American gas and oil companies have been targeted by a hacking group with ties to the Russian Federation for close to 18 months, a new research report indicates.
The attackers have leveraged watering hole attacks to infect users inside the critical infrastructure organizations to spread a remote access Trojan known as HAVEX. According to Crowdstrike’s 2013 Threat Report, released this morning, the RAT drops malware on compromised machines that sends system information to a command and control server, as well as credential-harvesting tools that steal passwords from browsers, and backdoors that communicate with the hackers’ infrastructure to drop additional payloads. It also uses RSA public key cryptography to encrypt and authenticate the malware files it drops. Generally attackers use low-grade encryption algorithms, said Adam Myers, vice president of intelligence at Crowdstrike.
“It’s well built. The people who had it built had more capable programmers than we’ve typically seen with the Chinese-based adversary,” said Myers. “That was something that piqued our interest when you see a nice clean piece of code like that. The functionality is something that you would typically expect but the leveraging of the RSA encryption algorithm is a lot more complicated than most of the stuff we see. Implementing public key cryptography is fairly unique for these types of attacks.”
Another noteworthy characteristic of the attacks, Myers said, is the fact that the attackers are querying the BIOS of machines inside these organizations.
“We’re not sure if they’re exploiting BIOS, but they are taking note of what BIOS is installed,” he said. “It’s possible they have some capability.”
Myers said that it’s not out of the realm of possibility for an attacker to copy out a machine’s BIOS and replace it with a custom BIOS. Such activity allows an attacker to maintain persistent presence on a computer, even if a hard drive is replaced, for example.
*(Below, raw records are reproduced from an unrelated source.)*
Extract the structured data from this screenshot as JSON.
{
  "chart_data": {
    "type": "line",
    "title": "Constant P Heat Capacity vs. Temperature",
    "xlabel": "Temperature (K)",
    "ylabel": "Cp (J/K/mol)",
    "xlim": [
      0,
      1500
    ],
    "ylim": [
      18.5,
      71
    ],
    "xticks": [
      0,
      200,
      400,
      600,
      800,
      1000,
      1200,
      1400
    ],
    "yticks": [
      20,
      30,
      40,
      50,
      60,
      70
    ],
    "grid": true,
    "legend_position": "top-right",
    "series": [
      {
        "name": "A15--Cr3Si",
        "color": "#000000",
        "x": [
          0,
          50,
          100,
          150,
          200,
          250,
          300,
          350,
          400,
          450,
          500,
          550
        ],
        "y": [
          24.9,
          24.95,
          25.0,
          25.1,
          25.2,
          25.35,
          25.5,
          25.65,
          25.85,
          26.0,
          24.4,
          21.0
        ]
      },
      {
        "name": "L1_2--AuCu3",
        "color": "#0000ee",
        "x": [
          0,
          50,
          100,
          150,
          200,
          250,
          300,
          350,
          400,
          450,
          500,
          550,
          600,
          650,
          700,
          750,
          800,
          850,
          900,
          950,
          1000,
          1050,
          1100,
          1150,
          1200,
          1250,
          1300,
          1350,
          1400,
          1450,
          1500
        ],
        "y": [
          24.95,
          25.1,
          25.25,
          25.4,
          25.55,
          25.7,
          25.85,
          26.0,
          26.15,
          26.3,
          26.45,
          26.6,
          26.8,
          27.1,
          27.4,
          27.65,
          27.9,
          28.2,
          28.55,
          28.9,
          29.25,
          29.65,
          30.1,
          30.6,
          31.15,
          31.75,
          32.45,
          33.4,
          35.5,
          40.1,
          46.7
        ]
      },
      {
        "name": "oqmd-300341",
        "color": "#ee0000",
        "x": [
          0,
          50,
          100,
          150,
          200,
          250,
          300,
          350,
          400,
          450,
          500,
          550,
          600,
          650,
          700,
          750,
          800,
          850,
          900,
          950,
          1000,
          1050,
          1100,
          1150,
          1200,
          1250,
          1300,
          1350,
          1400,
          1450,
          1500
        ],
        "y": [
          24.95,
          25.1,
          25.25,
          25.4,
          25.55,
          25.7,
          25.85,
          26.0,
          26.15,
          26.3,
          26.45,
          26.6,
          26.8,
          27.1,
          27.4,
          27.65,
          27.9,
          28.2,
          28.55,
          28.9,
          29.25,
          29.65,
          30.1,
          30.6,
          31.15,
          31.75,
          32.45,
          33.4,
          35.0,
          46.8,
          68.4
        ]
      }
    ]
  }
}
“And if you wanted to brick the machine, there’s no better way than to overwrite the BIOS,” Myers said.
The attacks are not limited to the U.S., Crowdstrike said; government agencies, manufacturing firms, defense contractors, healthcare and technology companies in Europe, the Middle East and Asia have also been targeted.
Crowdstrike said its data supports nation-state sponsorship of this campaign, given the sophistication of the tools, command and control activity, and the build-times of the malware samples and backdoor communication—all of which coincide with Russian working hours, the report said.
“The level and extent to which oil and gas were targeted was another thing to us that made it seem like it was very focused,” Myers said. “When you see that kind of focus in a targeted attack in terms of victimology, that’s something that gets your attention.”
The group’s use of watering hole attacks is similar to other groups that compromise websites that are a popular resource, for example, to the intended victim. Attackers generally inject JavaScript into a website that redirects victims using a vulnerable browser or version of Java to a website controlled by the hacker where malware is downloaded. A number of espionage campaigns favored this technique as a means of initial compromise.
“If you look back even as far as 2006, you see targeted attackers using a lot of Microsoft Office exploits until they exhausted all the low-hanging vulnerabilities in those products and then moved into Adobe and others,” Myers said. “It was the easiest way in; they’re not spending a lot of time looking for vulnerabilities, just using low-hanging stuff like Java to get around ASLR and stringing exploits together to get in. Anything that makes it easier for attackers…that’s why we’re seeing a lot of strategic web compromises.”